I hung up the phone and said to Inspector Hobart, “Come on, we’ve just got time.”
He hesitated a second or two, then followed me out into the hall.
We dashed for the stairs and up to 813.
We had just about reached the door when it burst open and Calhoun, dragging a suitcase, came tearing out, an expression of wild-eyed panic on his face.
“Hello, Calhoun,” I said. “Remember me? I’m Lam. Shake hands with Inspector Hobart.”
Hobart took one look at Calhoun, then reached back to his belt to pull out the handcuffs. When he had them adjusted, he turned and looked at me.
“Now, how the hell did you know the guy was here in this hotel registered under the name of Jackson?” he asked.
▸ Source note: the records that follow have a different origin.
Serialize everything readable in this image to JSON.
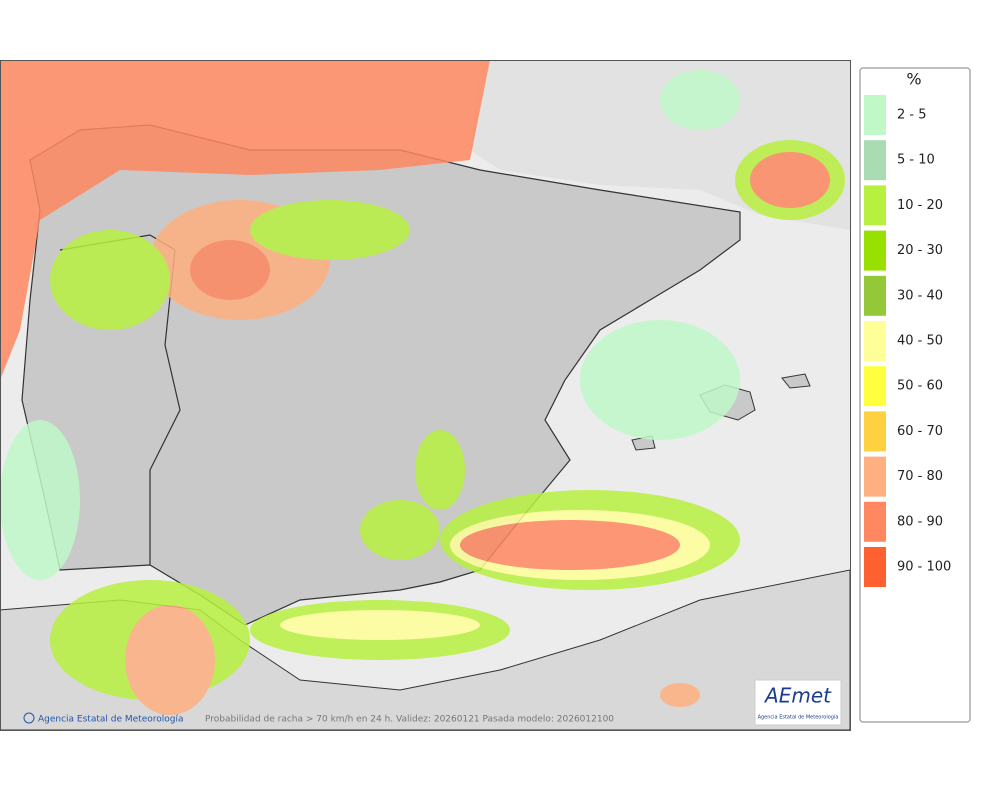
{
  "legend": {
    "title": "%",
    "items": [
      {
        "label": "2 - 5",
        "color": "#c0f8c8"
      },
      {
        "label": "5 - 10",
        "color": "#a9dcb2"
      },
      {
        "label": "10 - 20",
        "color": "#b8f040"
      },
      {
        "label": "20 - 30",
        "color": "#98e000"
      },
      {
        "label": "30 - 40",
        "color": "#94c838"
      },
      {
        "label": "40 - 50",
        "color": "#ffff99"
      },
      {
        "label": "50 - 60",
        "color": "#ffff40"
      },
      {
        "label": "60 - 70",
        "color": "#ffd040"
      },
      {
        "label": "70 - 80",
        "color": "#ffb080"
      },
      {
        "label": "80 - 90",
        "color": "#ff8860"
      },
      {
        "label": "90 - 100",
        "color": "#ff6030"
      }
    ]
  },
  "footer": {
    "credit": "Agencia Estatal de Meteorología",
    "caption": "Probabilidad de racha > 70 km/h en 24 h. Validez: 20260121 Pasada modelo: 2026012100"
  },
  "logo": {
    "name": "AEmet",
    "subtitle": "Agencia Estatal de Meteorología"
  }
}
“Inspector,” I said, “you’ve just got to put it down to some of that brilliant reasoning that comes from watching television programs. Anyone who had followed the private-eye programs would know he had to be here in the hotel in order to enable us to get the crime solved in thirty minutes, including commercials.”
Inspector Hobart drew back his hand to hit me. He was white he was so mad. Then lie took a deep breath and said, “I’m grateful to you, Lam. Also, I’m beginning to know exactly how Frank Sellers feels.”
We marched Calhoun down to the room where Evelyn Ellis was being guarded by Bertha Cool.
Calhoun took one look at the militant Bertha Cool, at the sobbing Evelyn, and knew the jig was up. He started blabbing out the story.
He knew Evelyn had given him the double-cross. He knew that Downer was planning to go to San Francisco and fix up a place and he and Evelyn were going to start housekeeping. So Calhoun made it a point to ring up her apartment, pretending to be a gangster, with his voice disguised, and leave grim warnings for Downer that he had just so many hours to pay up or else.